To stop malware from getting into Android 17, it blocks apps that arent accessible from the Accessibility API.

Google is trying out a new security feature in Android Advanced Protection Mode (AAPM) that stops some apps from using the accessibility services API This article explores protection mode aapm. . Android Authority was the first to report on the change, which was added to Android 17 Beta 2 last week.

Google added AAPM to Android 16, which came out last year. When turned on, it puts the device in a higher security state to protect it from advanced cyber attacks. The opt-in feature, like Apple's Lockdown Mode, puts security first, even if it makes the device less useful and functional, in order to reduce the attack surface. Some of the main settings are to stop apps from being installed from unknown sources, limit USB data signaling, and require Google Play Protect scanning.

Google's documentation on Android 17's features says, "Developers can use the AdvancedProtectionManager API to check the mode's status, which lets apps automatically take on a more secure posture or limit high-risk functionality when a user has opted in." The most recent change to the one-tap security setting is meant to stop apps that are not accessibility tools from using the operating system's accessibility services API. This rule doesn't apply to verified accessibility tools, which are marked with the isAccessibilityTool="true" flag.

Google says that only screen readers, switch-based input systems, voice-based input tools, and Braille-based access programs are accessibility tools.

This does not include antivirus software, automation tools, assistants, monitoring apps, cleaners, password managers, or launchers. AccessibilityService is useful for helping people with disabilities use Android devices and apps, but in recent years, bad actors have used the API a lot to steal sensitive data from Android devices that have been hacked. With the most recent change, any app that isn't accessibility-related and already has permission will automatically lose its privileges when AAPM is on.
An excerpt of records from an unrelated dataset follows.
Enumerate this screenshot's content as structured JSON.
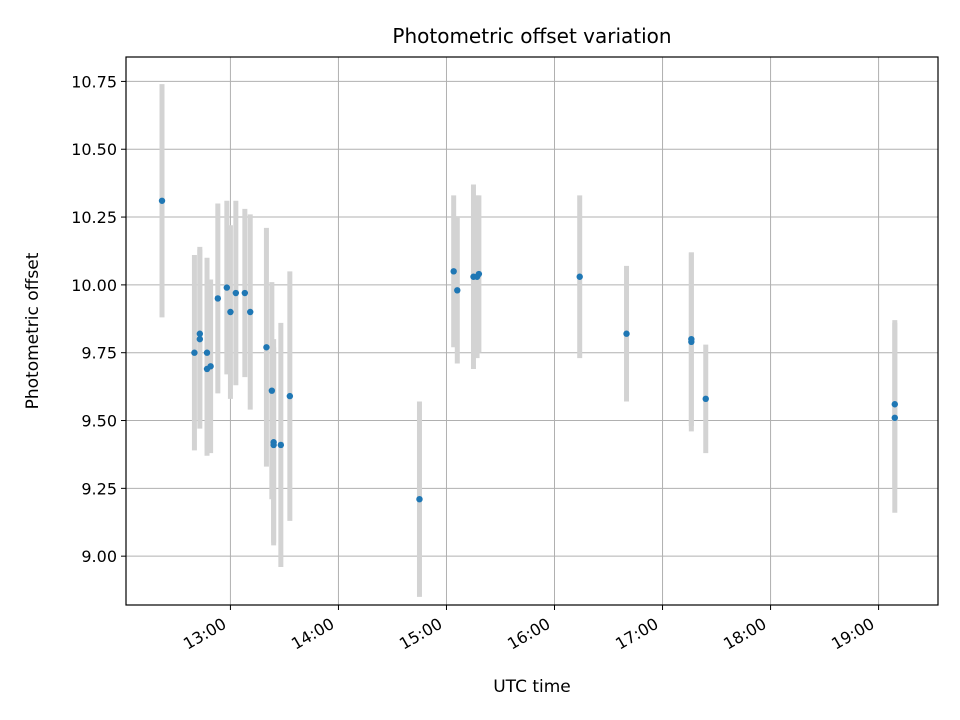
{
  "chart_data": {
    "type": "scatter",
    "title": "Photometric offset variation",
    "xlabel": "UTC time",
    "ylabel": "Photometric offset",
    "x_axis_type": "time",
    "xlim": [
      "12:02",
      "19:33"
    ],
    "ylim": [
      8.82,
      10.84
    ],
    "x_ticks": [
      "13:00",
      "14:00",
      "15:00",
      "16:00",
      "17:00",
      "18:00",
      "19:00"
    ],
    "y_ticks": [
      "9.00",
      "9.25",
      "9.50",
      "9.75",
      "10.00",
      "10.25",
      "10.50",
      "10.75"
    ],
    "grid": true,
    "legend": "none",
    "point_color": "#1f77b4",
    "errorbar_color": "#d3d3d3",
    "points": [
      {
        "time": "12:22",
        "y": 10.31,
        "err": 0.43
      },
      {
        "time": "12:40",
        "y": 9.75,
        "err": 0.36
      },
      {
        "time": "12:43",
        "y": 9.8,
        "err": 0.33
      },
      {
        "time": "12:43",
        "y": 9.82,
        "err": 0.32
      },
      {
        "time": "12:47",
        "y": 9.69,
        "err": 0.32
      },
      {
        "time": "12:47",
        "y": 9.75,
        "err": 0.35
      },
      {
        "time": "12:49",
        "y": 9.7,
        "err": 0.32
      },
      {
        "time": "12:53",
        "y": 9.95,
        "err": 0.35
      },
      {
        "time": "12:58",
        "y": 9.99,
        "err": 0.32
      },
      {
        "time": "13:00",
        "y": 9.9,
        "err": 0.32
      },
      {
        "time": "13:03",
        "y": 9.97,
        "err": 0.34
      },
      {
        "time": "13:08",
        "y": 9.97,
        "err": 0.31
      },
      {
        "time": "13:11",
        "y": 9.9,
        "err": 0.36
      },
      {
        "time": "13:20",
        "y": 9.77,
        "err": 0.44
      },
      {
        "time": "13:23",
        "y": 9.61,
        "err": 0.4
      },
      {
        "time": "13:24",
        "y": 9.42,
        "err": 0.38
      },
      {
        "time": "13:24",
        "y": 9.41,
        "err": 0.36
      },
      {
        "time": "13:28",
        "y": 9.41,
        "err": 0.45
      },
      {
        "time": "13:33",
        "y": 9.59,
        "err": 0.46
      },
      {
        "time": "14:45",
        "y": 9.21,
        "err": 0.36
      },
      {
        "time": "15:04",
        "y": 10.05,
        "err": 0.28
      },
      {
        "time": "15:06",
        "y": 9.98,
        "err": 0.27
      },
      {
        "time": "15:15",
        "y": 10.03,
        "err": 0.34
      },
      {
        "time": "15:17",
        "y": 10.03,
        "err": 0.3
      },
      {
        "time": "15:18",
        "y": 10.04,
        "err": 0.29
      },
      {
        "time": "16:14",
        "y": 10.03,
        "err": 0.3
      },
      {
        "time": "16:40",
        "y": 9.82,
        "err": 0.25
      },
      {
        "time": "17:16",
        "y": 9.79,
        "err": 0.33
      },
      {
        "time": "17:16",
        "y": 9.8,
        "err": 0.32
      },
      {
        "time": "17:24",
        "y": 9.58,
        "err": 0.2
      },
      {
        "time": "19:09",
        "y": 9.56,
        "err": 0.31
      },
      {
        "time": "19:09",
        "y": 9.51,
        "err": 0.35
      }
    ]
  }
}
Users won't be able to give apps access to the API either, unless they turn off the setting.

Android 17 also has a new contacts picker that lets app developers choose which fields from a user's contact list they want to access (like phone numbers or email addresses) or lets users choose certain contacts with a third-party app. "This lets your app read only the data you choose, giving you fine-grained control while also giving users a consistent experience with built-in search, profile switching, and multi-selection features without having to build or maintain the UI," Google said.